2. Neue Einfallstore

Arbeitnehmer sind immer häufiger mit Smartphones, Tablets, Laptops oder sonstigen Geräten und einer noch größeren Anzahl von Anwendungen online. Berufliches Nutzungsverhalten vermischt sich dabei mit privaten Aktivitäten. Für Hacker entstehen mit der Zunahme von Apps, SMS-Diensten und sozialen Kanälen ganz neue Einfallstore, um auf sensible Daten zuzugreifen, so die Studie weiter.

Das beginne mit dem Abruf von Live-Updates und gehe weiter über die scheinbar harmlose Weiterleitung von Links auf WhatsApp bis zum Teilen von Job-Updates auf LinkedIn. In diesem unübersichtlichen Szenario von Online-Aktivitäten sei die klassische Cyberabwehr der Unternehmen immer weniger geeignet, die Mitarbeiter angemessen zu schützen.

Eine „Zero-Trust-Strategie“ bietet eine Antwort auf eine solche Bedrohungslage, so die Studie weiter. Dieses Cybersicherheitsmodell setzt konsequent darauf, dass sich Anwender auf jeder Ebene eines Netzwerkzugriffs autorisieren. Selbst wenn ein bestimmtes Gerät angegriffen wird, lassen sich so sensible Ressourcen am Arbeitsplatz schützen. Wichtig ist, dass die Denkweise mit Blick auf die Risiken den Arbeitnehmern vermittelt wird, damit alle Nutzer bei der Umsetzung der Strategie an einem Strang ziehen.
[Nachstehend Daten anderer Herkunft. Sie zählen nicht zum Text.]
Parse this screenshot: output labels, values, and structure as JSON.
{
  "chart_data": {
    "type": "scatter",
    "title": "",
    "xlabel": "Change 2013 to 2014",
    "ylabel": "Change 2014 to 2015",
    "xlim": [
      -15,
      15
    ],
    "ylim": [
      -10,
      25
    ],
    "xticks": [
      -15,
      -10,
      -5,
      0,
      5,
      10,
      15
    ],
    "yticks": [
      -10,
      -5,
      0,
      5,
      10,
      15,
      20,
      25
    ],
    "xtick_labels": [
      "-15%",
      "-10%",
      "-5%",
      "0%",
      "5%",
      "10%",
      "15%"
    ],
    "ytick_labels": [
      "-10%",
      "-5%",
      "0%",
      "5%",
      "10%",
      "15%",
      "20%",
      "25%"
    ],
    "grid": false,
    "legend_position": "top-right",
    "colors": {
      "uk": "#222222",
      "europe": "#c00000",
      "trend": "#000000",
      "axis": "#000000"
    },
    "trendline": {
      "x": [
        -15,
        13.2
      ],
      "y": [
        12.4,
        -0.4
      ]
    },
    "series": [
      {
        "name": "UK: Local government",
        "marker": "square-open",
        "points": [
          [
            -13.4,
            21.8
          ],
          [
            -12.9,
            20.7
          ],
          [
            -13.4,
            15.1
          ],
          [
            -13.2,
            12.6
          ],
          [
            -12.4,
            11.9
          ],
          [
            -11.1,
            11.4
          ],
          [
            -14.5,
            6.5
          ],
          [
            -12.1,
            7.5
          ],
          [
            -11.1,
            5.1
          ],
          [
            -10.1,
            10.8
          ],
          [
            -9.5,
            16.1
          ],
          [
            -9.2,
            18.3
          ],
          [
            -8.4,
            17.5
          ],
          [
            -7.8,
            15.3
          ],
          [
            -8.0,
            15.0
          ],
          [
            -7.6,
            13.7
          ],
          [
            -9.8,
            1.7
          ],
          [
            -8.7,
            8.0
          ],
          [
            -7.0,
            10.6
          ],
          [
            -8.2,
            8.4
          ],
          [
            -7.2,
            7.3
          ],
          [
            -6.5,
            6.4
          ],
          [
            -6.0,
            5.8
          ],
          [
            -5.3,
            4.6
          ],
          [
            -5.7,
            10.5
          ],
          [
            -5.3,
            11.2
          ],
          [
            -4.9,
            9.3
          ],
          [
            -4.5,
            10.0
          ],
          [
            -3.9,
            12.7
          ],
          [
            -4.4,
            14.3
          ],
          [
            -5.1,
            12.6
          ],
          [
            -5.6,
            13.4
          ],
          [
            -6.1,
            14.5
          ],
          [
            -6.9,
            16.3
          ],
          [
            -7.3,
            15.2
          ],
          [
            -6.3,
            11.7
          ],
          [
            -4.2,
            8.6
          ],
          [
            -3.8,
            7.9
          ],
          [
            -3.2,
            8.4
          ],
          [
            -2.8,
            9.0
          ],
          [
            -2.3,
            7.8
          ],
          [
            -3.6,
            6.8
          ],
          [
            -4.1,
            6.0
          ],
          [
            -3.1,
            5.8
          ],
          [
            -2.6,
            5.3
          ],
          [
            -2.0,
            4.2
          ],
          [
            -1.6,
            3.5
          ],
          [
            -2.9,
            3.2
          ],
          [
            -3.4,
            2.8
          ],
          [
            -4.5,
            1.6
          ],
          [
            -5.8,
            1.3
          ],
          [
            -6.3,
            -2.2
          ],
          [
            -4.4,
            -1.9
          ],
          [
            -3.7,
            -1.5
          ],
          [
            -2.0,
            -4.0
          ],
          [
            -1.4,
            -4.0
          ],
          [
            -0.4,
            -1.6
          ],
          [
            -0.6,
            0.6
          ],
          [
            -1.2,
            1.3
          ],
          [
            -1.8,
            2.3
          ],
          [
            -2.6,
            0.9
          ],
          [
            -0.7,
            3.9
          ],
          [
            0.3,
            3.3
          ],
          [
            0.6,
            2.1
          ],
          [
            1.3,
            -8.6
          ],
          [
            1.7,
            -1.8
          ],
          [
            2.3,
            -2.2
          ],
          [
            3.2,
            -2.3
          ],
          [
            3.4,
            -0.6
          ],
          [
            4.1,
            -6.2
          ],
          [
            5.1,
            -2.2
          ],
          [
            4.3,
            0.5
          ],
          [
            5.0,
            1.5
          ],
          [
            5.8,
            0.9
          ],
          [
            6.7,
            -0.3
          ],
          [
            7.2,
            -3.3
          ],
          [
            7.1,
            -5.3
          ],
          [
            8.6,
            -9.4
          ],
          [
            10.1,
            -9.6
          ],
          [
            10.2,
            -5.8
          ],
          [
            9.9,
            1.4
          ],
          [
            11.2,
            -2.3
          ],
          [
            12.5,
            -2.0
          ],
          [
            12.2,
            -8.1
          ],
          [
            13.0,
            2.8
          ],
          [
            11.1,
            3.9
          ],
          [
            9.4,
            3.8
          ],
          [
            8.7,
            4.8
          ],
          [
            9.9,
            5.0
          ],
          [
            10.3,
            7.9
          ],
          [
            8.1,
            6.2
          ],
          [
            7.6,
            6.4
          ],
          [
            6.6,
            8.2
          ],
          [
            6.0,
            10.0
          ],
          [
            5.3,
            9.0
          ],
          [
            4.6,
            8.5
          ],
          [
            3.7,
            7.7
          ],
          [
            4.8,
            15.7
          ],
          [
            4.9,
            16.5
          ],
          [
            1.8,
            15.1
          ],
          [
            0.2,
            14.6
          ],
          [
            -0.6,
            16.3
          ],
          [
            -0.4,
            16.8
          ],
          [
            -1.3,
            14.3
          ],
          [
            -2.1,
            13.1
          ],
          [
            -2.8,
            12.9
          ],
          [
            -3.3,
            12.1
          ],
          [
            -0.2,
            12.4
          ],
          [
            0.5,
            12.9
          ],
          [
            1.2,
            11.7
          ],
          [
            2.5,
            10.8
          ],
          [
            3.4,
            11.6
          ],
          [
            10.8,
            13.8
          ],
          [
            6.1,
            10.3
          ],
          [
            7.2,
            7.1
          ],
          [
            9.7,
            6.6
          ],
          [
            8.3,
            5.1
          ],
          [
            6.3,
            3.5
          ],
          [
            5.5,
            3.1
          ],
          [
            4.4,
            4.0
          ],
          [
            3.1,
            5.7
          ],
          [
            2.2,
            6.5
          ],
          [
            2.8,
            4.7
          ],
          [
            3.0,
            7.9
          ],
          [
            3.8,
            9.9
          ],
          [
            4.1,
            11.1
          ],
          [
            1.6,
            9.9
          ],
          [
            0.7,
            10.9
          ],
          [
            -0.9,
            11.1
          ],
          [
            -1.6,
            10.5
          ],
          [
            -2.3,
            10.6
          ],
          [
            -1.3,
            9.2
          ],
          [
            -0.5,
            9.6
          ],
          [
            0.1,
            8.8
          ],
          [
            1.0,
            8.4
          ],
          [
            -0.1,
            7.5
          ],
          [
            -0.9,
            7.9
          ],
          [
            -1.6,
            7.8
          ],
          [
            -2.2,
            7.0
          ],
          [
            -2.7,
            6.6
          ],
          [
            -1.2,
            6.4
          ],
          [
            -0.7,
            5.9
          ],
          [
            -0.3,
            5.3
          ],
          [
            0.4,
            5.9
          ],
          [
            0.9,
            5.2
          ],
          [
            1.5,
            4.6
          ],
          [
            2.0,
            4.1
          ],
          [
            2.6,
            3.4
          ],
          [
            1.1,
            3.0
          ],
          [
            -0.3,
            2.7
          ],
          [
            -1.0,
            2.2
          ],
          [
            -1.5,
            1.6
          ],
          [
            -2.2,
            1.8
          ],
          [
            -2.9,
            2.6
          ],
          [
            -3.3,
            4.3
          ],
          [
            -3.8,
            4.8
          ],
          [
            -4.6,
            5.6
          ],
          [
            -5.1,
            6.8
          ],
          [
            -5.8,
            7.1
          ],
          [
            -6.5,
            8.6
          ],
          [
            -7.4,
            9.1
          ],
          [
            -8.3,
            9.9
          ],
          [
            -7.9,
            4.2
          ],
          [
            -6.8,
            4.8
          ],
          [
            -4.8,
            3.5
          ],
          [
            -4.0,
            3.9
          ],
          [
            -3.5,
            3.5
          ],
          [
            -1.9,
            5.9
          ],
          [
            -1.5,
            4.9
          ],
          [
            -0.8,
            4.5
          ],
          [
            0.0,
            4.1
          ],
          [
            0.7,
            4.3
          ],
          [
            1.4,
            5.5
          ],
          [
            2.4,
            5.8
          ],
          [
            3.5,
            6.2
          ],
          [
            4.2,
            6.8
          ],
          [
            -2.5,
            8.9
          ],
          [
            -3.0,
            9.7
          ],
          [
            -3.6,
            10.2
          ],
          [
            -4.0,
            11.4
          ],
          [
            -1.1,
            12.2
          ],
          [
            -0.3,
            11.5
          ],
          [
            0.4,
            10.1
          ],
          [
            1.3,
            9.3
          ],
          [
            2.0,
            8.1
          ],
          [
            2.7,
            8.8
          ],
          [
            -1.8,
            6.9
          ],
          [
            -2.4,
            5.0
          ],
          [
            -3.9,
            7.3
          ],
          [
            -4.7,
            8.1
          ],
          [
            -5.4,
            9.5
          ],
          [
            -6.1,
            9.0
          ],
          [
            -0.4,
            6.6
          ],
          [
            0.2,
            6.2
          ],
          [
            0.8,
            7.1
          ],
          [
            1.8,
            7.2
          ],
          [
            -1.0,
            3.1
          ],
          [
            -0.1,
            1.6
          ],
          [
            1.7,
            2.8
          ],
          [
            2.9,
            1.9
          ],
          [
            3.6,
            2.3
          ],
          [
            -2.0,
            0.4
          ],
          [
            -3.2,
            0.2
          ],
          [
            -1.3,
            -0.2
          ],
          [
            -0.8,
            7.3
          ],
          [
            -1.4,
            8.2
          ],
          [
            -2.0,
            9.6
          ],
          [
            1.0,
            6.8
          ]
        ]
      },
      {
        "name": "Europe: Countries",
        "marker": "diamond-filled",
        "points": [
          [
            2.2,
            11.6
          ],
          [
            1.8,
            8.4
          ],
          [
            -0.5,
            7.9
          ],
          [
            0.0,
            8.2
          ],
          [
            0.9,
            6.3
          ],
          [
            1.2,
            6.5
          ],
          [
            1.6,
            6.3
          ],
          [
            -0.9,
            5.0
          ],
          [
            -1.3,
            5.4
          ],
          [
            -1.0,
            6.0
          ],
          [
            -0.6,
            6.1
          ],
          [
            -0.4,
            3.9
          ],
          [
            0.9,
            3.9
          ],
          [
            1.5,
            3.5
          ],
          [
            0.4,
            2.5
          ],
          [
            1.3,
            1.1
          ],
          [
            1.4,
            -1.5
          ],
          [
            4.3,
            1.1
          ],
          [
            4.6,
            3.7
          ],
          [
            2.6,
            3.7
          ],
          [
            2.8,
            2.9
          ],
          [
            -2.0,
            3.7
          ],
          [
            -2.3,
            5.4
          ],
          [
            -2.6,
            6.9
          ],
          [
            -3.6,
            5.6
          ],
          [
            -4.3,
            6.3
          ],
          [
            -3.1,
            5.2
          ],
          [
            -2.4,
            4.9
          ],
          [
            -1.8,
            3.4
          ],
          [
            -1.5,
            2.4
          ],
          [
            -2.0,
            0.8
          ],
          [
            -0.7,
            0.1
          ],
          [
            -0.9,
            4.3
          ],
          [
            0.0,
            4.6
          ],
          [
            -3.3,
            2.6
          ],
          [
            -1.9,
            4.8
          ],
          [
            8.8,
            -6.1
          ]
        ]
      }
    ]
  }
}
Um die Beschäftigten für neue Einfallstore von Hackerangriffen zu sensibilisieren, besteht bei den Unternehmen derzeit noch Nachholbedarf: In Österreich führen 63 Prozent der befragten Unternehmen regelmäßige Übungen für Cyberangriff-Szenarien durch. In der Schweiz sind es 66 Prozent und in Deutschland trainiert nur gut jedes zweite Unternehmen.

3. Kritische Infrastrukturen in Gefahr

Die Zahl der Cyber-Angriffe auf kritische Infrastrukturen wird nach Expertenprognosen weiter zunehmen. Dabei geraten digitale Steuerungssysteme von Fabriken, Kraftwerken oder Krankenhäusern immer häufiger in das Fadenkreuz von Hackerangriffen.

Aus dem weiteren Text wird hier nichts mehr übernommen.